By contrast, courts do make declarations of invalidity. If the government applied for judicial review of the WSIAT’s decisions, the court would have to decide whether the law is constitutionally valid or not. If the government lost at the Divisional Court—the most likely result—the bar on chronic mental stress claims would be struck down for everyone.
Thus the effect—and perhaps the intention—of the government not challenging the WSIAT decision in court is to place injured workers in limbo. Even though the WSIAT has issued two decisions in which it found the bar on chronic mental stress claims is unconstitutional, in the absence of a general declaration of invalidity from the court, it remains part of the statute. The WSIB and WSIAT are thus required to continue applying it in individual cases unless the worker brings a constitutional challenge to the statutory bar as it applies in their particular case.
The practical effect: chronic mental stress claims will continue to be denied
A constitutional challenge is likely (but no means certain) to succeed, at least at the WSIAT level, given the outcome of the previous two cases. But, as the government knows well, bringing a constitutional challenge is a massive undertaking that is completely beyond the means of most injured workers: 2157/09 and 1945/10 only went ahead because the worker had the support of a trade union, which paid for the expert witnesses and experienced legal counsel required for a case of this nature.
So in practice, if the government’s goal is to prevent most mental stress claims from going ahead, then not challenging the WSIAT’s two decisions in court provides almost the same result as actually having them overturned on judicial review. Very few workers will escape the effect of the bar on chronic mental stress claims.
Conclusion and suggestion
In my view, it’s grossly unfair to require workers to mount a constitutional challenge to a law the government has conceded is unconstitutional, in order to claim vital health and disability insurance benefits.
But while we wait for our politicians to examine their consciences and see the light, I have a practical suggestion for trying to make the litigation more affordable for an individual worker.

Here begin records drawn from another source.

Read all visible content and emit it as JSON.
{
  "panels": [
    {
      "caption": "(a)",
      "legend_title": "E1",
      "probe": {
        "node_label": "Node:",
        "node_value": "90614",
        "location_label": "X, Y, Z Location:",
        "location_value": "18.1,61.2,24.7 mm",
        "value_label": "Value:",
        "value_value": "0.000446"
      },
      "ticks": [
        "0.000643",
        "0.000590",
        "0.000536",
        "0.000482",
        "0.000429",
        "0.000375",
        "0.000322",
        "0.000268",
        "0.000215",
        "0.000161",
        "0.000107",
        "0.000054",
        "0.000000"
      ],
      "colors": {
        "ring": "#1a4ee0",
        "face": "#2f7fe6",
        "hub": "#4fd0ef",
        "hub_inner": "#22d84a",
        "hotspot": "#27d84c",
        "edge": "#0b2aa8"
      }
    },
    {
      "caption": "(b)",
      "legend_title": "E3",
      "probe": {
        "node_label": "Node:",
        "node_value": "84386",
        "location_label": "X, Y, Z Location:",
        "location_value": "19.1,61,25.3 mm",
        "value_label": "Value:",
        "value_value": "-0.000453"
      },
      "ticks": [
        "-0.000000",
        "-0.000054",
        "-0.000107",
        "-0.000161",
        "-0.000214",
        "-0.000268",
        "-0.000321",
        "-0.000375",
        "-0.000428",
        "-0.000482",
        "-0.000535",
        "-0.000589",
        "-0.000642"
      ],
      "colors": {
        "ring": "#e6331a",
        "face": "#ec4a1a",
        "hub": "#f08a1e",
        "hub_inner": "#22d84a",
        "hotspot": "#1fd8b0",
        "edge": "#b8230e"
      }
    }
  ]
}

At the outset of the appeal—that is, no later than the time you file your Confirmation of Appeal form and Notice of Constitutional Question—raise a preliminary issue about whether the WSIAT is prepared to accept the findings of fact and law in 2157/09 and 1945/10 and apply them to your case. If the WSIAT says “no,” ask the WSIAT to pay for the expert evidence required for the case, on the basis that the evidence is required for the WSIAT to make it decision on the “merits and justice” of the case (as it is required to do under s. 124(1) of the WSIA)—in the same way it pays for additional medical evidence it requires to decide a case.
This would be a novel argument, and who knows if this would work, but there’s certainly no harm in trying!
This blog contains general information and should not be relied on as legal advice in an individual case. If you need advice about a WSIB claim or appeal, please visit the website of my law office, asingletonlaw.ca, and book a consultation.
[1] Workplace Safety and Insurance Act, 1997, S.O. 1997, c. 16, Sched. A, ss. 13(4) and 13(5).
[2] Full disclosure: I was involved in 1945/10 as counsel for an intervenor, the Office of the Worker Adviser.